Some say that HMAS Sydney (II) and her crew should be left in peace and I agree. Location and examination of the wreck is unlikely to reveal any significant information about the encounter and it should be left undisturbed. However, further research and analysis of records continue to disclose details which assist in clarifying the puzzling circumstances surrounding this wartime disaster. These generally support or are consistent with our current views and cast new doubts about the German version. If this results in a more accurate and balanced picture of the battle rather than flawed and one sided German accounts, which cast a slur on the Sydney, then it is the least we can do for her gallant complement, their next-of-kin and descendants. No such thing as counselling and compensation for them.
Hitherto Kormoran’s Captain has generally been portrayed as a man of honour and integrity by his fellow countrymen and some apologists. Rather than being an `unbeliever’ we now learn from an early shipmate that Detmers was indeed a Nazi. (AAMH Newsletter, Sep 1999). Close study of his own book casts even further doubt on his credibility. First-hand accounts of events leading up to the final engagement vary with almost every telling – each revision seemingly designed to help cover up his subterfuges and enhance his own reputation. He was obsessed about the award of the Knight’s Cross, and his personal conduct showed a streak of Nazi arrogance, such as appearing in a drunken state to lecture his crew, when he was observed by allied POWs onboard. (Jones, WA -`Prisoner of the Kormoran’).
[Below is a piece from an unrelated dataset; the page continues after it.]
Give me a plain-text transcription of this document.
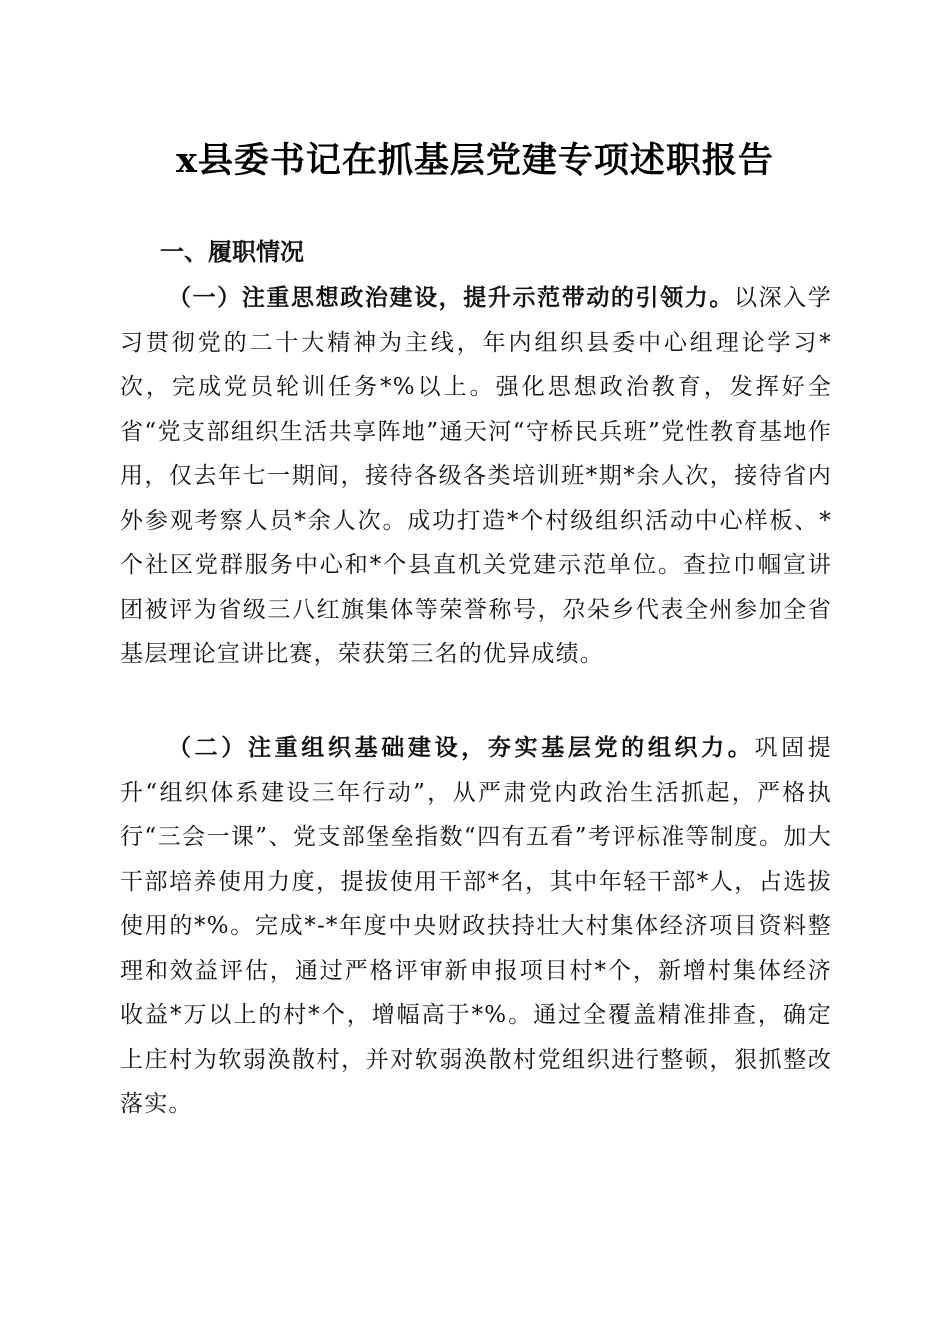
x县委书记在抓基层党建专项述职报告
一、履职情况

（一）注重思想政治建设，提升示范带动的引领力。以深入学习贯彻党的二十大精神为主线，年内组织县委中心组理论学习*次，完成党员轮训任务*%以上。强化思想政治教育，发挥好全省“党支部组织生活共享阵地”通天河“守桥民兵班”党性教育基地作用，仅去年七一期间，接待各级各类培训班*期*余人次，接待省内外参观考察人员*余人次。成功打造*个村级组织活动中心样板、*个社区党群服务中心和*个县直机关党建示范单位。查拉巾帼宣讲团被评为省级三八红旗集体等荣誉称号，尕朵乡代表全州参加全省基层理论宣讲比赛，荣获第三名的优异成绩。

（二）注重组织基础建设，夯实基层党的组织力。巩固提升“组织体系建设三年行动”，从严肃党内政治生活抓起，严格执行“三会一课”、党支部堡垒指数“四有五看”考评标准等制度。加大干部培养使用力度，提拔使用干部*名，其中年轻干部*人，占选拔使用的*%。完成*-*年度中央财政扶持壮大村集体经济项目资料整理和效益评估，通过严格评审新申报项目村*个，新增村集体经济收益*万以上的村*个，增幅高于*%。通过全覆盖精准排查，确定上庄村为软弱涣散村，并对软弱涣散村党组织进行整顿，狠抓整改落实。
Undoubtedly an experienced, shrewd and devious campaigner, Detmers was a formidable opponent who would stop at nothing, particularly when he held the initiative.
Apart from many minor variations in detail of the encounter given by Kormoran survivors, the basic account did not ring true to experienced RAN officers. When asked, the Germans could offer no explanation why Sydney did not launch her aircraft and continued to approach to such close range. They appeared to be concealing some vital factor or else the crew were ignorant of it. Their timing and sequence of events was particularly suspect.
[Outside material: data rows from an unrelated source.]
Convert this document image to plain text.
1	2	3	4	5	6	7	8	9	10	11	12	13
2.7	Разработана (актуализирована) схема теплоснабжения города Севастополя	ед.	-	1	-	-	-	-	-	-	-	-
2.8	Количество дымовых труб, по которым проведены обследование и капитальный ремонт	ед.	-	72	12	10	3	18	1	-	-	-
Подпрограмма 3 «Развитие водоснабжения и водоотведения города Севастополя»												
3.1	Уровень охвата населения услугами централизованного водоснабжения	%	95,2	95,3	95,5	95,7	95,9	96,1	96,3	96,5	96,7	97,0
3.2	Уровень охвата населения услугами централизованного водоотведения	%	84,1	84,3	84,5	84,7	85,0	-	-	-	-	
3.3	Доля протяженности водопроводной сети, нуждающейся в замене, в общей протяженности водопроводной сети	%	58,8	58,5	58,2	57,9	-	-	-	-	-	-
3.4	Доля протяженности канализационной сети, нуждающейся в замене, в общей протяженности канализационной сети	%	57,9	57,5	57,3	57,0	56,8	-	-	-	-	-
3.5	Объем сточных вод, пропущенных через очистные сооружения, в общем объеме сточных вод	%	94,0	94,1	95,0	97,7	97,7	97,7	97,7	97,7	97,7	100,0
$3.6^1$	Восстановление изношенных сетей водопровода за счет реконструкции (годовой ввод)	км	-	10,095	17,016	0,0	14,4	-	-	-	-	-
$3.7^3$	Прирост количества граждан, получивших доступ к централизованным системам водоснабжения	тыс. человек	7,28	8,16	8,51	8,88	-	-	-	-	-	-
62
Often overlooked are the `independent’ observers of action – Kormoran’s two surviving Chinese laundrymen, captured when the British ship Eurylochus was sunk on 29 Jan 1941 and retained aboard for their services. It is not as though they were ignorant onlookers, but rather experienced seafarers in their own way. They had been through it all when their own ship was sunk and had since witnessed the raider intercept 7 other victims. The laundry was just one level below the upper deck, providing a reasonable vantage point, and the Chinese had no `action station’ duties. One may reasonably assume that they did not conscientiously continue with washing and ironing during Sydney’s approach and the battle, but probably maintained a more constant `watch’ than the pre-occupied German crew. They may not have understood all they saw but they were unbiased non-German speaking observers and unlikely to be influenced by any crew discussions later.
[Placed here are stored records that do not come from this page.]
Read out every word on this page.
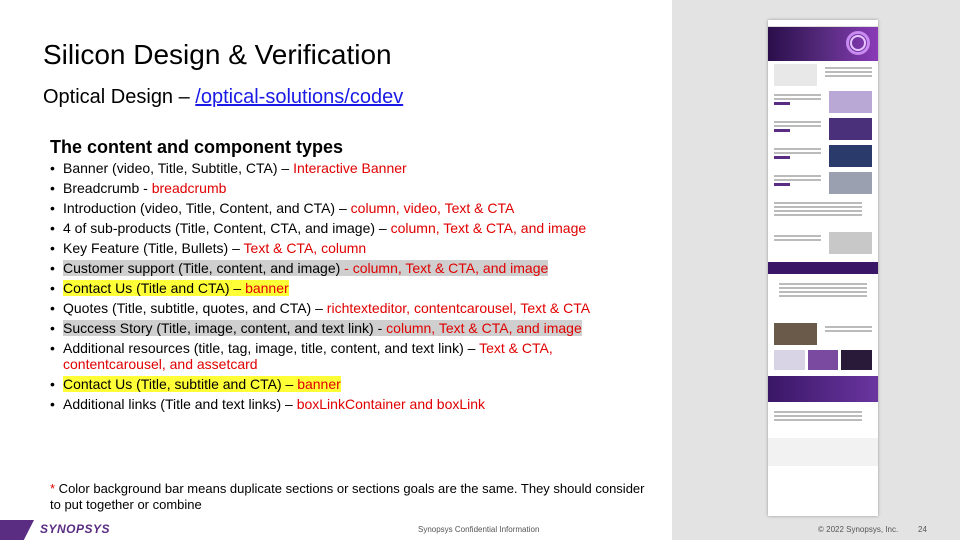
Silicon Design & Verification
Optical Design – /optical-solutions/codev
The content and component types
• Banner (video, Title, Subtitle, CTA) – Interactive Banner
• Breadcrumb - breadcrumb
• Introduction (video, Title, Content, and CTA) – column, video, Text & CTA
• 4 of sub-products (Title, Content, CTA, and image) – column, Text & CTA, and image
• Key Feature (Title, Bullets) – Text & CTA, column
• Customer support (Title, content, and image) - column, Text & CTA, and image
• Contact Us (Title and CTA) – banner
• Quotes (Title, subtitle, quotes, and CTA) – richtexteditor, contentcarousel, Text & CTA
• Success Story (Title, image, content, and text link) - column, Text & CTA, and image
• Additional resources (title, tag, image, title, content, and text link) – Text & CTA, contentcarousel, and assetcard
• Contact Us (Title, subtitle and CTA) – banner
• Additional links (Title and text links) – boxLinkContainer and boxLink
* Color background bar means duplicate sections or sections goals are the same. They should consider to put together or combine
SYNOPSYS	Synopsys Confidential Information	© 2022 Synopsys, Inc. 24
The laundrymen’s answers to questions are thus likely to be more reliable, and it is considered that at least two of their observations provide vital evidence, not only on the sequence and timing of events, but are even more revealing when their implications are interpreted by experienced persons. One of the Chinese points, also mentioned by some Germans, and therefore well corroborated, was that some of Sydney’s personnel were gathered at the ship’s side watching proceedings as she closed in, evidently off duty sailors.
A basic rule of war, which we can be sure that Sydney adhered to, is that a warship comes to full action stations and readiness before closing and challenging an unidentified ship. Therefore if some of the cruiser’s crew were seen to be “fallen out” it can only indicate that Kormoran had already answered the challenge – correctly! Capt Burnett must have been convinced that she was indeed the Straat Malakka. The lst Degree of Readiness would then have been relaxed, probably followed by an announcement about the `allied’ vessel’s name for the information of the ship’s company, with the idea, perhaps, of making a quick pass for all to see and give the “Dutchman” a friendly wave. Simultaneous indication that the stranger was satisfactorily identified is provided by reports that Sydney ceased launching her aircraft, and further confirmation is gained by the absence of any HF radio transmissions or signal from her to shore, checking on the Straat Malakka.